Die Kosten der Beschwerde trägt die Antragstellerin.
Der Wert des Beschwerdegegenstandes wird auf 5.000,00 EUR festgesetzt.
I.
Die 1952 geborene vietnamesische Antragstellerin reiste 1992 in die Bundesrepublik Deutschland ein, durchlief hier erfolglos ein Asylverfahren, wurde in der Folgezeit geduldet und erhielt, nachdem sie im August 1999 einen deutschen Staatsangehörigen geheiratet hatte, noch im selben Monat eine befristete Aufenthaltserlaubnis zum Familiennachzug, die mehrfach, zuletzt bis zum 13. Juni 2014 verlängert wurde.
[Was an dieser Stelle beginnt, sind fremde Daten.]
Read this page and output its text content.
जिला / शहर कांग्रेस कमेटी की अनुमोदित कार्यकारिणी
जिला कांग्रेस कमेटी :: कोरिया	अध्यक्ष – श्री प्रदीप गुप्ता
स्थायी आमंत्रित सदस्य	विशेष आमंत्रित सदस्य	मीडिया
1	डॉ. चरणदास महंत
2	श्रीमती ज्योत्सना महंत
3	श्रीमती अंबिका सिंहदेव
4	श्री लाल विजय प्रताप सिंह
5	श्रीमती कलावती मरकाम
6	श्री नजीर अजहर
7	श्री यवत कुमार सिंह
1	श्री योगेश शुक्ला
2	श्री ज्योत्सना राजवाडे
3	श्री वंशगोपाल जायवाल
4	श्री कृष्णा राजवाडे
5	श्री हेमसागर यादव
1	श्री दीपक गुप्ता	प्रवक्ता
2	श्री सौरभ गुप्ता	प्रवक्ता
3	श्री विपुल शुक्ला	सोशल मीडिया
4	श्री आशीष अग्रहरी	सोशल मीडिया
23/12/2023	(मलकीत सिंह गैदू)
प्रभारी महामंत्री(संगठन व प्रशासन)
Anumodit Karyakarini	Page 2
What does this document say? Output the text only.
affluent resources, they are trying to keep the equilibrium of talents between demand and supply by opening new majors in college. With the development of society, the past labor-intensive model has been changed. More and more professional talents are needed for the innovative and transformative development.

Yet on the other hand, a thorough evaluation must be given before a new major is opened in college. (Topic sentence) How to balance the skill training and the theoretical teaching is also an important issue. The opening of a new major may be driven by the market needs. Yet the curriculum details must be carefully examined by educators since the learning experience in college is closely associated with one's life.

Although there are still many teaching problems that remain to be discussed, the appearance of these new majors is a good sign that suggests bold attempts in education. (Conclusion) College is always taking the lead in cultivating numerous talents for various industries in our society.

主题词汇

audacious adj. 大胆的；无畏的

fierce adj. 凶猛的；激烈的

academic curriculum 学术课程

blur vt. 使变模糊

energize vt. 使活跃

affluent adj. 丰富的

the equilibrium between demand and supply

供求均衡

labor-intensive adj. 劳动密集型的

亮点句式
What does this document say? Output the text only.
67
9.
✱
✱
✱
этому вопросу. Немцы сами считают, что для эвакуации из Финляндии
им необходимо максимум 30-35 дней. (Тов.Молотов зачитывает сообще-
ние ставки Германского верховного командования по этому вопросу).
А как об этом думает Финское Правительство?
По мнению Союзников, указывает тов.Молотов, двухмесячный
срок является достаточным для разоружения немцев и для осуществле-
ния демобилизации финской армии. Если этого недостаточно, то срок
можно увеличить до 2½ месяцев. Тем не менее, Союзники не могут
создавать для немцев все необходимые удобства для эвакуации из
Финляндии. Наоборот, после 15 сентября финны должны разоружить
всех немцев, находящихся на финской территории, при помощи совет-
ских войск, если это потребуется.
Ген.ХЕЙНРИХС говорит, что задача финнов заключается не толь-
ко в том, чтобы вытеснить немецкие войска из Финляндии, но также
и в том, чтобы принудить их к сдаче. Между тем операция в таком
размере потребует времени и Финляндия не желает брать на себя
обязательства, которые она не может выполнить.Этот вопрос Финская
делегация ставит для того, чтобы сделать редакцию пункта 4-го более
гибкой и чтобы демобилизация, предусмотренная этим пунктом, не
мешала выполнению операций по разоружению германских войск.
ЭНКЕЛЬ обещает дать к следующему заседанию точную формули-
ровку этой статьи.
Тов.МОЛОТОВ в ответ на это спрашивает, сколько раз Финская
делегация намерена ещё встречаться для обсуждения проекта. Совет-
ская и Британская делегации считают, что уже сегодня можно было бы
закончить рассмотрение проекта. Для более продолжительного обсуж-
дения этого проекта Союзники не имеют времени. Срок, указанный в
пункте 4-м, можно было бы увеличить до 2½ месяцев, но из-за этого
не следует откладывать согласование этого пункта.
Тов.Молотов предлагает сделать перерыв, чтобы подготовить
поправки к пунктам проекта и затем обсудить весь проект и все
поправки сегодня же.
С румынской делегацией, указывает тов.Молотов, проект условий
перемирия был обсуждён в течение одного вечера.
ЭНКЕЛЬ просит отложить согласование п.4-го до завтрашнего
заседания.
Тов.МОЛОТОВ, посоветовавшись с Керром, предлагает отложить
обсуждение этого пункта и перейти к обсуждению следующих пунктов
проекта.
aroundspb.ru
Nachdem der Ehemann der Antragstellerin im Januar 2013 verstorben war, erteilte ihr der Antragsgegner am 17. Juli 2014 eine ein Jahr gültige Aufenthaltserlaubnis nach § 31 Abs. 1 AufenthG und klärte die eine Witwenrente i.H.v. seinerzeit 141,73 € sowie ergänzende Leistungen nach dem SGB II beziehende Antragstellerin darüber auf, dass sie bis dahin ihren Lebensunterhalt selbständig sichern müsse. Durch Bescheid vom 24. Oktober 2015 lehnte der Antragsgegner den Antrag der Antragstellerin auf Verlängerung ihrer Aufenthaltserlaubnis ab, drohte ihr die Abschiebung an und befristete die Wirkung einer eventuellen Abschiebung. Mit Beschluss vom 12. Januar 2016 hat das Verwaltungsgericht es abgelehnt, die aufschiebende Wirkung der von der Antragstellerin gegen den Bescheid vom 24. Oktober 2015 erhobenen Klage (VG 10 K 498.15) anzuordnen, hilfsweise, den Antragsgegner im Wege der einstweiligen Anordnung anzuweisen, den Aufenthalt der Antragstellerin vorläufig bis zur Entscheidung in der Hauptsache zu dulden. Gegen diesen Beschluss richtet sich die Beschwerde der Antragstellerin.
II.
Die Beschwerde hat keinen Erfolg, weil ihre gemäß § 146 Abs. 4 Satz 6 VwGO allein zu berücksichtigende Begründung eine Änderung oder Aufhebung des angefochtenen Beschlusses nicht rechtfertigt.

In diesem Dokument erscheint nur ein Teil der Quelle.